A declaração foi feita durante entrevista à Rádio Jornal e é relevante para o mercado porque afasta o risco de a União usar dinheiro público para cobrir prejuízos de terceiros e confirma a solidez da estrutura bancária do país.
O ministro disse que o governo do Distrito Federal acionou o Supremo Tribunal Federal para pedir ajuda financeira, mas a equipe econômica federal rejeitou a transferência de valores. Ele declarou que a Justiça intermediou um acordo no qual o próprio Distrito Federal utilizará os fundos constitucionais locais como garantia para qualquer operação de resgate.
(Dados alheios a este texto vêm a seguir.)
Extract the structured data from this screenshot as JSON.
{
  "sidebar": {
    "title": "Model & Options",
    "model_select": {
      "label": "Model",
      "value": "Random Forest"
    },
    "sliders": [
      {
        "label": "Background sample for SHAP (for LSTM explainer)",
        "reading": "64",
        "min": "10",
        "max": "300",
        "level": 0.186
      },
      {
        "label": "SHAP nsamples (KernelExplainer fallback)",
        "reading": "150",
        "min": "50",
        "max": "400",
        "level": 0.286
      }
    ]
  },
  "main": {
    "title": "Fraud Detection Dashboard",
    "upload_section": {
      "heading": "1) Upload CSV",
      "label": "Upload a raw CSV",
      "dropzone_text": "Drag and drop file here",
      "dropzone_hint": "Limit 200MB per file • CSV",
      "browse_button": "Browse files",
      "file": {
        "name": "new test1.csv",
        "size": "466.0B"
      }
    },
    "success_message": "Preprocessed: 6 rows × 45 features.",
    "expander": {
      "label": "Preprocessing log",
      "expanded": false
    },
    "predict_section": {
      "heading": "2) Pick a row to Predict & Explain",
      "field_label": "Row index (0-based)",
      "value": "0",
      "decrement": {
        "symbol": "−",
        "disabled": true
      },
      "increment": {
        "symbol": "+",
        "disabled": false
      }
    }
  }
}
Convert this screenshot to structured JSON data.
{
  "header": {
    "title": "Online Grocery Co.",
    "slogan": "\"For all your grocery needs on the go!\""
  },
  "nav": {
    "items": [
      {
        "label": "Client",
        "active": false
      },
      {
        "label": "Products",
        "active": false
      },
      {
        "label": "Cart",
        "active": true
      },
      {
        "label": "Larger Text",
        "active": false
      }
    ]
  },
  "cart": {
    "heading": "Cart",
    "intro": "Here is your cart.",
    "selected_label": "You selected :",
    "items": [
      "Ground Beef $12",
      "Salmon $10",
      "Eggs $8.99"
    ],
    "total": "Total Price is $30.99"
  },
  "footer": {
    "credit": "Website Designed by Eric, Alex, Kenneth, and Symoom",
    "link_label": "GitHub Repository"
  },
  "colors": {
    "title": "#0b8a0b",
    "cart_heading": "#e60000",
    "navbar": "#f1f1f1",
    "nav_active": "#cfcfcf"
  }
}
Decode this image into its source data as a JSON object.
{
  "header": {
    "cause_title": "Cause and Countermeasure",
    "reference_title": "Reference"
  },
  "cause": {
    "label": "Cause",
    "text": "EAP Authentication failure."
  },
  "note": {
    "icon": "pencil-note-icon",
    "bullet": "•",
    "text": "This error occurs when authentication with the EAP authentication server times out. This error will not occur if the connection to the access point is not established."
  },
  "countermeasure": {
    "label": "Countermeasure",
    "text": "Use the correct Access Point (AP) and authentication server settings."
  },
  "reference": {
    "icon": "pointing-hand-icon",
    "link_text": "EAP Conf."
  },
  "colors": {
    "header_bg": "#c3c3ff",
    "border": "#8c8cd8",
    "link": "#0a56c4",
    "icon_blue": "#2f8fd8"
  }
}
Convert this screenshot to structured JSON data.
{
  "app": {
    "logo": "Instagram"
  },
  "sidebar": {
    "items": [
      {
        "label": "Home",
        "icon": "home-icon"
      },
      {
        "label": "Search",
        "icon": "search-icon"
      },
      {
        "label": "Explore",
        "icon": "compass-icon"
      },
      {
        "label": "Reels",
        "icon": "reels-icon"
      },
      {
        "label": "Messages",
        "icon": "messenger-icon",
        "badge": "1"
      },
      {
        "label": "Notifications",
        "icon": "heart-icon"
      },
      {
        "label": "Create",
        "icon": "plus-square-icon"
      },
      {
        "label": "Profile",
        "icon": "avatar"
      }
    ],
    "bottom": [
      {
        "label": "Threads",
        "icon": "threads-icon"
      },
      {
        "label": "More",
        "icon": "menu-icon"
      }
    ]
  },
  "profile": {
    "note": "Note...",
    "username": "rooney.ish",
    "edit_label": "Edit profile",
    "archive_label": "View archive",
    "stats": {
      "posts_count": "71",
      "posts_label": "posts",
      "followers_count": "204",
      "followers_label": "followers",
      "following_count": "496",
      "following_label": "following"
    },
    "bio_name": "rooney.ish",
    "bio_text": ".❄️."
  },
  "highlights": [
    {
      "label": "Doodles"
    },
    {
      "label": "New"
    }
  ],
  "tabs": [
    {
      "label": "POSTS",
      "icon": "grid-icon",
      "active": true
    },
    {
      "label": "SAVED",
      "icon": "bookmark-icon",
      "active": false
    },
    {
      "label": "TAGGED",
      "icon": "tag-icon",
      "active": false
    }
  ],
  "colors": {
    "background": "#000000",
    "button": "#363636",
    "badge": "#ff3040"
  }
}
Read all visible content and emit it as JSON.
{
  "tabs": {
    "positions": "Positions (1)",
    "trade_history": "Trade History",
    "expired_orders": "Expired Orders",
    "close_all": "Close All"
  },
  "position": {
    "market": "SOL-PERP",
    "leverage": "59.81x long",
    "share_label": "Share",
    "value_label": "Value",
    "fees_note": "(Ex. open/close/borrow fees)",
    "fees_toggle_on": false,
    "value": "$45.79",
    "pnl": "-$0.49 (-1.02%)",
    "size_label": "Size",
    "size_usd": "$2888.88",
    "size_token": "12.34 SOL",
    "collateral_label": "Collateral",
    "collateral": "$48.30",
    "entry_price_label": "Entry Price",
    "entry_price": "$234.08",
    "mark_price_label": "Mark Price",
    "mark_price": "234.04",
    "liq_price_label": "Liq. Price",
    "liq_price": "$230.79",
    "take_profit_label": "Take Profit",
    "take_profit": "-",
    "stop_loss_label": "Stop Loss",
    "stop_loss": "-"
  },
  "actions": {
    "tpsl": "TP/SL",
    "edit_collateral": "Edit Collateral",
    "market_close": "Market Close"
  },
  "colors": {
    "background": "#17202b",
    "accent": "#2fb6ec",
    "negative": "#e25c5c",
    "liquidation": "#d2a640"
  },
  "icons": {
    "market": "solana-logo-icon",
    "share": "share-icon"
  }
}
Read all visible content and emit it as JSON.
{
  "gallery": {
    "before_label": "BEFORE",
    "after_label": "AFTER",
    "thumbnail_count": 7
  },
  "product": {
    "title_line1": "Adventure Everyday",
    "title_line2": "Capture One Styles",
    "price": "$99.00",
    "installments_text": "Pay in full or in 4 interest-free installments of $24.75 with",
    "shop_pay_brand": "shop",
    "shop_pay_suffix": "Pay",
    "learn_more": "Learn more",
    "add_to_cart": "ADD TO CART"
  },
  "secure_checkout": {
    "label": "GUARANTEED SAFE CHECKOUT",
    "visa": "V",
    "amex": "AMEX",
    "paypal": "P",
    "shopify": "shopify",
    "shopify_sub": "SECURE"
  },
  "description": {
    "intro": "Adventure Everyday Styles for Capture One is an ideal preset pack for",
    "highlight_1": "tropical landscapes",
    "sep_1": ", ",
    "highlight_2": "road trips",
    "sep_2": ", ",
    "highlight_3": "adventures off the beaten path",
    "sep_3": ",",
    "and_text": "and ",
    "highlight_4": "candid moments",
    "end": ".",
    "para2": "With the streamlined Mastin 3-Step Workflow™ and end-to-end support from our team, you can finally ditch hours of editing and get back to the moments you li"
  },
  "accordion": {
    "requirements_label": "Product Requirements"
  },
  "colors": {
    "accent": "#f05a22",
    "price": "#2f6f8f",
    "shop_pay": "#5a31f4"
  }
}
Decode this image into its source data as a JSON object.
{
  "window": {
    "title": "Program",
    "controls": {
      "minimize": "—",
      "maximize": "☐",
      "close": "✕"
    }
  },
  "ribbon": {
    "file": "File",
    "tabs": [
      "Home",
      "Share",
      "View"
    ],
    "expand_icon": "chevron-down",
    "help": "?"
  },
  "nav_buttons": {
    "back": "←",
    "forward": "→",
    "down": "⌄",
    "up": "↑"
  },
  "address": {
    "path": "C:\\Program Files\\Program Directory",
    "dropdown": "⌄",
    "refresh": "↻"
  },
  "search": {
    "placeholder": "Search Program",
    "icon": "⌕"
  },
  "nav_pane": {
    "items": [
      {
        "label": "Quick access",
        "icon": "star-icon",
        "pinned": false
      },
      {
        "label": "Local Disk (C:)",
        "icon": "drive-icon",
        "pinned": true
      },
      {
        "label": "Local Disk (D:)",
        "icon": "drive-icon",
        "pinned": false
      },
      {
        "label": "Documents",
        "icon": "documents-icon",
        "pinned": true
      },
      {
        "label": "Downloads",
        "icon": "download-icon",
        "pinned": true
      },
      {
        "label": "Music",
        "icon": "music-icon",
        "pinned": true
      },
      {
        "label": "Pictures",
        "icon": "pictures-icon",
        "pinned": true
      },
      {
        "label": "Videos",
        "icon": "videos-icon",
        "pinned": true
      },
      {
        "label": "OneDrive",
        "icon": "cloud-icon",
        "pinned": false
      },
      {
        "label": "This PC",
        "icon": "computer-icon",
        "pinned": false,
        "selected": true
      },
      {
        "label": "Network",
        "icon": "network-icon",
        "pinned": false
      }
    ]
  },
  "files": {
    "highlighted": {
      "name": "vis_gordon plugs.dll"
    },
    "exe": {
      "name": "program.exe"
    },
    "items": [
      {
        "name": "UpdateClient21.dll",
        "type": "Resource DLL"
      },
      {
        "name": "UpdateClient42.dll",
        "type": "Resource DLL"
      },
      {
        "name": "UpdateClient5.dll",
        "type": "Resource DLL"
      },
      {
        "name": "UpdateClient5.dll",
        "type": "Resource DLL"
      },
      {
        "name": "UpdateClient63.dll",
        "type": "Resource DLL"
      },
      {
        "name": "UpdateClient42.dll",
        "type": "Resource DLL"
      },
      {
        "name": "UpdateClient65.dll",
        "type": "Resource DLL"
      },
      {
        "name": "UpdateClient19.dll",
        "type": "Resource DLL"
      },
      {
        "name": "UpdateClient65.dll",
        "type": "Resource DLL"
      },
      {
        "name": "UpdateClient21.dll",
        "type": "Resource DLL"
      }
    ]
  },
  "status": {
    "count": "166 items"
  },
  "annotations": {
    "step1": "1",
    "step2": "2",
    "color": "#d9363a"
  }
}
Durigan afirmou que o Banco Central atestou, presencialmente, no Supremo que a situação não representa perigo sistêmico. O ministro disse que o eventual fechamento ou a liquidação da entidade não provoca danos estruturais ao setor de crédito do Brasil. Contudo, como a quebra causaria impacto direto para a população local, os envolvidos desenharam uma saída jurídica para tentar a recuperação da empresa.
A instituição negocia, no momento, com o FGC (Fundo Garantidor de Créditos) e com agentes privados para construir uma estratégia financeira. De acordo com o ministro, o banco distrital precisa convencer o mercado de que possui um plano consistente para receber o auxílio externo. O objetivo final é transformar o BRB novamente em um participante que atue com a devida seriedade.
Ao detalhar o problema original, Durigan declarou que o banco repassou os valores bilionários para uma empresa e recebeu garantias sem valor em troca, descritas por ele como papéis inúteis. O ministro disse que debate os desafios fiscais do país abertamente e de maneira constante.